Some foreign holders of Lebanon’s Eurobonds are expressing support for a government debt restructuring as the clamour grows among local politicians to skip a payment due in weeks.
At a private meeting days ago with government representatives, a number of foreign funds that own Lebanese sovereign bonds, including a $1.2bn note due March 9, argued that the crisis-ridden country would be better off restructuring rather than paying its debt, said a person familiar with the matter, declining to identify the investors.
In a suggestion that the fallout can be contained, they said Lebanon’s bonds were already discounted on their balance sheets, according to the person, who asked not to be named because the information isn’t public.
Most of Lebanon’s bonds maturing beyond this year trade at between 35 and 40 cents on the dollar. The March notes fell around 2 cents to 87 on Thursday, still above their low of 76 on January 29.
Central bank governor Riad Salameh has told officials including the new Prime Minister, Hassan Diab, that he is willing to pay the debt if instructed by the government, people familiar with the talks said. He’s already helped repay nearly $5bn of bonds in the past year.
While Diab is in favour of meeting Lebanon’s debt obligations this year, according to a local media report, he hasn’t yet made a final decision.
The decision will come down to a choice of who should bear the cost of easing one of the world’s biggest debt burdens, estimated at over 150% of gross domestic product last year, as hardships mount after months of protests. Lebanon is enduring its worst financial crisis in decades, with the central bank rationing dollars and nationwide unrest over what many fear could be an imminent collapse.
Despite a spotless record of servicing international debt, consensus is fraying in Lebanon as almost $3.5bn in Eurobond principal and interest payments come due by June.
Bankers say local lenders, which hold most of the country’s Eurobonds, favour a repayment to avoid blowing a hole in their balance sheets. The most recent payment of $1.5bn, made by the central bank in November, was criticised by some local politicians who said Lebanon should instead use what’s left of its reserves on buying much-needed imports.
A group of lawmakers aligned with a majority in parliament is lobbying the government to seek technical assistance from international institutions before making a final decision. They’re trying to convince the premier and others that Lebanon risks a crisis and violence similar to Venezuela, which defaulted on its debts in 2017.
Legislators present at a recent committee meeting almost unanimously agreed – albeit in private conversation – that the government shouldn’t pay, a lawmaker said.
The debate is playing out against a dire backdrop, with Lebanon’s reserves stretched thin and the economy succumbing to a recession as currency shortages worsen.

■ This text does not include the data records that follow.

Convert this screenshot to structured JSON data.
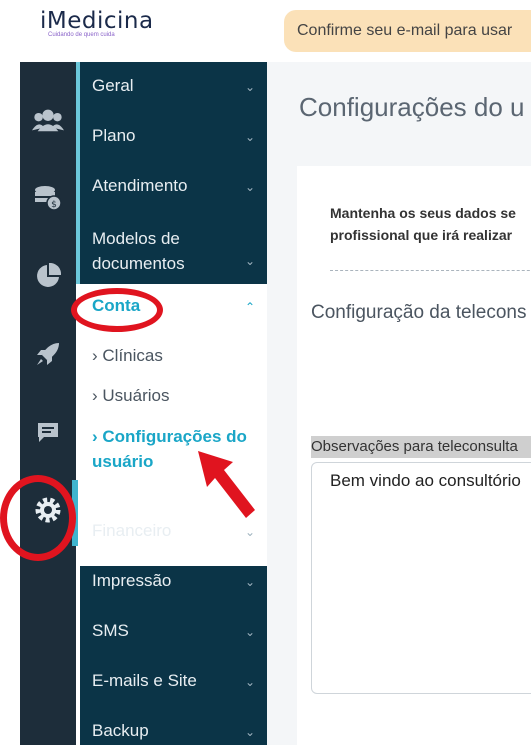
{
  "app": {
    "logo_text": "iMedicina",
    "tagline": "Cuidando de quem cuida"
  },
  "banner": {
    "text": "Confirme seu e-mail para usar"
  },
  "rail": {
    "icons": [
      "users-icon",
      "coins-icon",
      "pie-chart-icon",
      "rocket-icon",
      "chat-icon",
      "gear-icon"
    ]
  },
  "submenu": {
    "geral": "Geral",
    "plano": "Plano",
    "atendimento": "Atendimento",
    "modelos_line1": "Modelos de",
    "modelos_line2": "documentos",
    "conta": "Conta",
    "clinicas": "Clínicas",
    "usuarios": "Usuários",
    "config_line1": "Configurações do",
    "config_line2": "usuário",
    "financeiro": "Financeiro",
    "impressao": "Impressão",
    "sms": "SMS",
    "emails": "E-mails e Site",
    "backup": "Backup"
  },
  "main": {
    "title": "Configurações do u",
    "notice_line1": "Mantenha os seus dados se",
    "notice_line2": "profissional que irá realizar",
    "section_title": "Configuração da telecons",
    "obs_label": "Observações para teleconsulta",
    "obs_value": "Bem vindo ao consultório"
  },
  "colors": {
    "accent": "#1aa6c7",
    "sidebar": "#0b3447",
    "rail": "#1d2d3a",
    "annotation": "#e0141f",
    "banner_bg": "#fbe1b8"
  }
}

An ex-economy minister, Nasser Saidi, has called for a restructuring of public debt, while also saying Lebanon would need a bailout of as much as $25bn that could require support of the International Monetary Fund. Former Minister of State for Information Technology Adel Afiouni has said paying off the March bond would be “wrong.”
The decision rests with the government, which was formed last month.
“The issue should be finalised next week,” a Hezbollah Member of Parliament, Ali Fayyad, said in an interview in Beirut last week. “We need to look at all the options and study their impact and there should be a conclusive plan that doesn’t only focus on paying or not paying but also a larger plan.”
The central bank’s net foreign-currency holdings are sufficient to pay for the near-term import bill and debt redemptions, while local lenders have enough in reserve to cover deposit outflows, according to Morgan Stanley.
“What is more important to watch is the political sentiment on the trade-off of using reserves to cover debt servicing versus imports,” Jaiparan Khurana, a London-based strategist at Morgan Stanley, said in a report. “Market focus should remain on the cabinet decision.”
A repayment of Eurobonds may entail a controversial proposal by the central bank to get local holders of the March notes to swap into longer-dated instruments and pay foreign creditors. Salameh has told bankers that a foreign fund was interested in buying the bonds coming due next month if Lebanon proceeds with the swap.
Around a third of Lebanon’s roughly $30bn of Eurobonds are held by outside investors, with the rest owned by the central bank and local lenders, according to Oxford Economics. Foreigners owned about 40% of the March bond in early December.
Lebanese banks also have billions of dollars of foreign-currency deposits tied up at the central bank.